NEW YORK, NY, USA and MAINZ, Germany – September 20, 2024 – Pfizer Inc. and BioNTech SE have announced that the Committee for Medicinal Products for Human Use (CHMP) of the European Medicines Agency (EMA) has recommended marketing authorization for their new COVID-19 vaccine, COMIRNATY® KP.2. This vaccine is designed to combat the Omicron KP.2 variant of the virus and is recommended for individuals aged six months and older. The European Commission is expected to review this recommendation and make a final decision soon. Once authorized, the Omicron KP.2-adapted vaccine will be shipped to EU member states that have placed specific orders for it.

The CHMP's recommendation, dated September 19, 2024, is based on comprehensive non-clinical and manufacturing data for the Omicron KP.2-adapted vaccine. Additionally, it considers clinical and real-world evidence supporting the safety and efficacy of previous COVID-19 vaccines developed by Pfizer and BioNTech. The data indicates that the KP.2-adapted vaccine elicits a significantly improved immune response against multiple Omicron sublineages, such as KP.2, LB.1, KP.3, and KP.3.1.1, compared to the companies' earlier Omicron XBB.1.5-adapted vaccine.

Back in July 2024, the European Commission had granted marketing authorization for Pfizer and BioNTech’s Omicron JN.1-adapted COVID-19 vaccine.

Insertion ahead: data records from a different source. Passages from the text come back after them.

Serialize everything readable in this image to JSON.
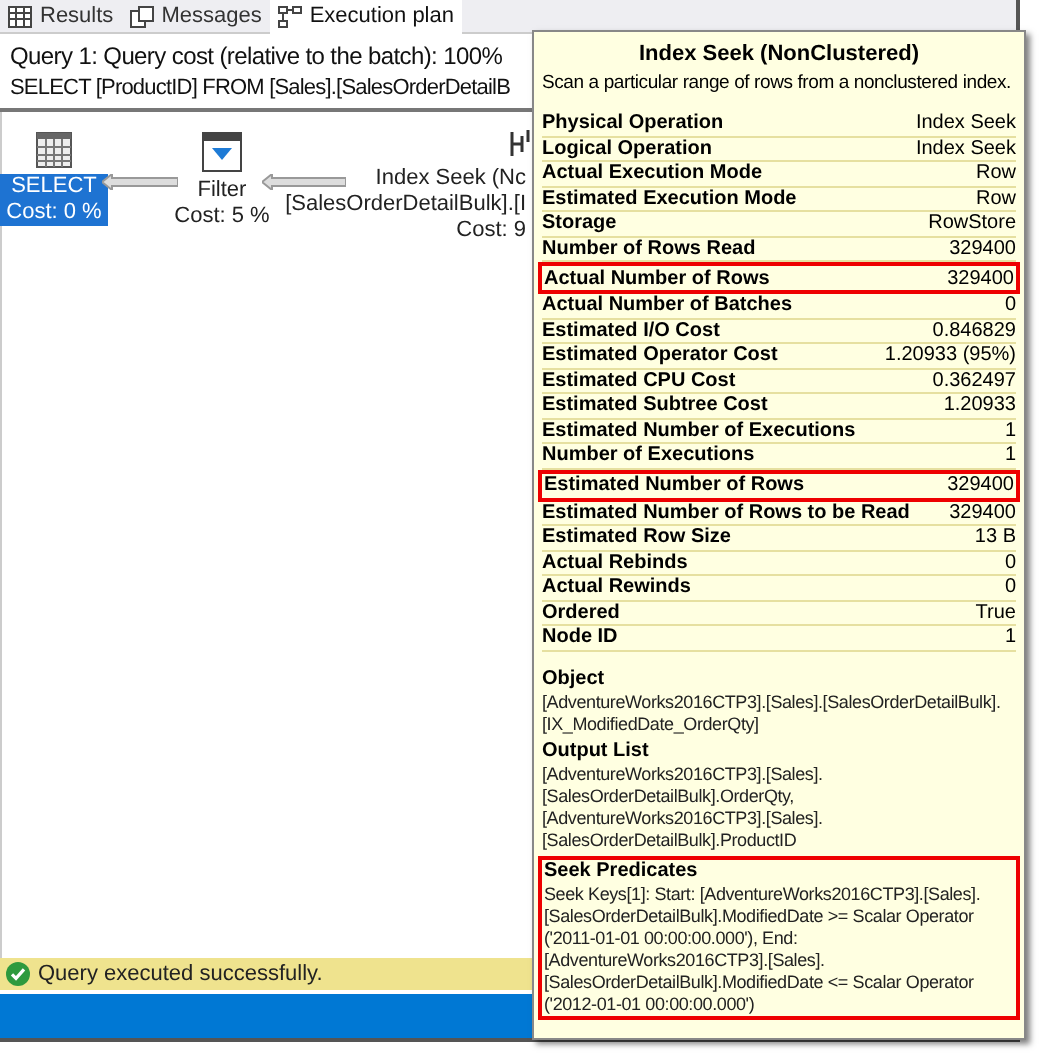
{
  "tabs": [
    {
      "label": "Results",
      "kind": "grid",
      "selected": false
    },
    {
      "label": "Messages",
      "kind": "messages",
      "selected": false
    },
    {
      "label": "Execution plan",
      "kind": "plan",
      "selected": true
    }
  ],
  "query": {
    "cost_line": "Query 1: Query cost (relative to the batch): 100%",
    "sql": "SELECT [ProductID] FROM [Sales].[SalesOrderDetailB"
  },
  "plan_nodes": [
    {
      "kind": "select",
      "lines": [
        "SELECT",
        "Cost: 0 %"
      ],
      "selected": true
    },
    {
      "kind": "filter",
      "lines": [
        "Filter",
        "Cost: 5 %"
      ],
      "selected": false
    },
    {
      "kind": "seek",
      "lines": [
        "Index Seek (Nc",
        "[SalesOrderDetailBulk].[I",
        "Cost: 9"
      ],
      "selected": false
    }
  ],
  "status_bar": {
    "message": "Query executed successfully."
  },
  "tooltip": {
    "title": "Index Seek (NonClustered)",
    "description": "Scan a particular range of rows from a nonclustered index.",
    "properties": [
      {
        "name": "Physical Operation",
        "value": "Index Seek",
        "highlighted": false
      },
      {
        "name": "Logical Operation",
        "value": "Index Seek",
        "highlighted": false
      },
      {
        "name": "Actual Execution Mode",
        "value": "Row",
        "highlighted": false
      },
      {
        "name": "Estimated Execution Mode",
        "value": "Row",
        "highlighted": false
      },
      {
        "name": "Storage",
        "value": "RowStore",
        "highlighted": false
      },
      {
        "name": "Number of Rows Read",
        "value": "329400",
        "highlighted": false
      },
      {
        "name": "Actual Number of Rows",
        "value": "329400",
        "highlighted": true
      },
      {
        "name": "Actual Number of Batches",
        "value": "0",
        "highlighted": false
      },
      {
        "name": "Estimated I/O Cost",
        "value": "0.846829",
        "highlighted": false
      },
      {
        "name": "Estimated Operator Cost",
        "value": "1.20933 (95%)",
        "highlighted": false
      },
      {
        "name": "Estimated CPU Cost",
        "value": "0.362497",
        "highlighted": false
      },
      {
        "name": "Estimated Subtree Cost",
        "value": "1.20933",
        "highlighted": false
      },
      {
        "name": "Estimated Number of Executions",
        "value": "1",
        "highlighted": false
      },
      {
        "name": "Number of Executions",
        "value": "1",
        "highlighted": false
      },
      {
        "name": "Estimated Number of Rows",
        "value": "329400",
        "highlighted": true
      },
      {
        "name": "Estimated Number of Rows to be Read",
        "value": "329400",
        "highlighted": false
      },
      {
        "name": "Estimated Row Size",
        "value": "13 B",
        "highlighted": false
      },
      {
        "name": "Actual Rebinds",
        "value": "0",
        "highlighted": false
      },
      {
        "name": "Actual Rewinds",
        "value": "0",
        "highlighted": false
      },
      {
        "name": "Ordered",
        "value": "True",
        "highlighted": false
      },
      {
        "name": "Node ID",
        "value": "1",
        "highlighted": false
      }
    ],
    "sections": [
      {
        "heading": "Object",
        "lines": [
          "[AdventureWorks2016CTP3].[Sales].[SalesOrderDetailBulk].",
          "[IX_ModifiedDate_OrderQty]"
        ],
        "highlighted": false
      },
      {
        "heading": "Output List",
        "lines": [
          "[AdventureWorks2016CTP3].[Sales].",
          "[SalesOrderDetailBulk].OrderQty,",
          "[AdventureWorks2016CTP3].[Sales].",
          "[SalesOrderDetailBulk].ProductID"
        ],
        "highlighted": false
      },
      {
        "heading": "Seek Predicates",
        "lines": [
          "Seek Keys[1]: Start: [AdventureWorks2016CTP3].[Sales].",
          "[SalesOrderDetailBulk].ModifiedDate >= Scalar Operator",
          "('2011-01-01 00:00:00.000'), End:",
          "[AdventureWorks2016CTP3].[Sales].",
          "[SalesOrderDetailBulk].ModifiedDate <= Scalar Operator",
          "('2012-01-01 00:00:00.000')"
        ],
        "highlighted": true
      }
    ]
  }
}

This earlier authorization was based on evidence showing that the JN.1-adapted vaccine also generated a markedly improved immune response against various Omicron JN.1 sublineages, including KP.2, LB.1, KP.3, and KP.3.1.1, outperforming the Omicron XBB.1.5-adapted vaccine.

Pending the European Commission's authorization of the KP.2-adapted vaccine, both the Omicron KP.2-adapted and the previously authorized Omicron JN.1-adapted vaccines will be made available across the EU. However, their availability will differ based on individual country requests and national health guidelines.

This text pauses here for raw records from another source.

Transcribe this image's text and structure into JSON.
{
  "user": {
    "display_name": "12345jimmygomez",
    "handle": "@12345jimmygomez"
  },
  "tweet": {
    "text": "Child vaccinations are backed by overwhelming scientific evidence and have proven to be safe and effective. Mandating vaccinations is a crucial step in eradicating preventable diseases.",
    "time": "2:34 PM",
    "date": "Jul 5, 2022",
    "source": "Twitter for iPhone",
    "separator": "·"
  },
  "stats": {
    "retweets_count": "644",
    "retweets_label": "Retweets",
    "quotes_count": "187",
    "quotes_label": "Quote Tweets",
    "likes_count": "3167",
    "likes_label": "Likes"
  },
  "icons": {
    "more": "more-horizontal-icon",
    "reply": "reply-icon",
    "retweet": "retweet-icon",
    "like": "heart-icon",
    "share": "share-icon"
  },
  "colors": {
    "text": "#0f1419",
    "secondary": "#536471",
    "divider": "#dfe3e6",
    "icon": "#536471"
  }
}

In the United States, the Food and Drug Administration (FDA) approved the Omicron KP.2-adapted COVID-19 vaccine for individuals aged 12 and older and granted emergency use authorization for those aged 6 months to 11 years on August 22, 2024. Pfizer and BioNTech will continue to monitor the evolving epidemiology of COVID-19 and stay prepared to develop new vaccine formulas as needed, based on data and regulatory recommendations.

The COVID-19 vaccines, known as COMIRNATY®, developed by Pfizer and BioNTech, utilize BioNTech’s proprietary mRNA technology. BioNTech holds the marketing authorization for COMIRNATY® and its adapted vaccines in various regions, including the United States, the European Union, and the United Kingdom. BioNTech is also the holder of emergency use authorizations or their equivalents in these and other countries, in collaboration with Pfizer.

COMIRNATY® is intended for active immunization to prevent COVID-19 in individuals aged 12 and older. The safety profile of the vaccine has been well-documented, although individuals are advised to consult their healthcare providers about any medical conditions prior to vaccination. Various side effects have been reported, and individuals are encouraged to report any adverse effects to the appropriate health authorities.

The companies remain committed to advancing global health and continuing to address the challenges posed by COVID-19 through innovative solutions and collaborative efforts with health authorities and governments worldwide.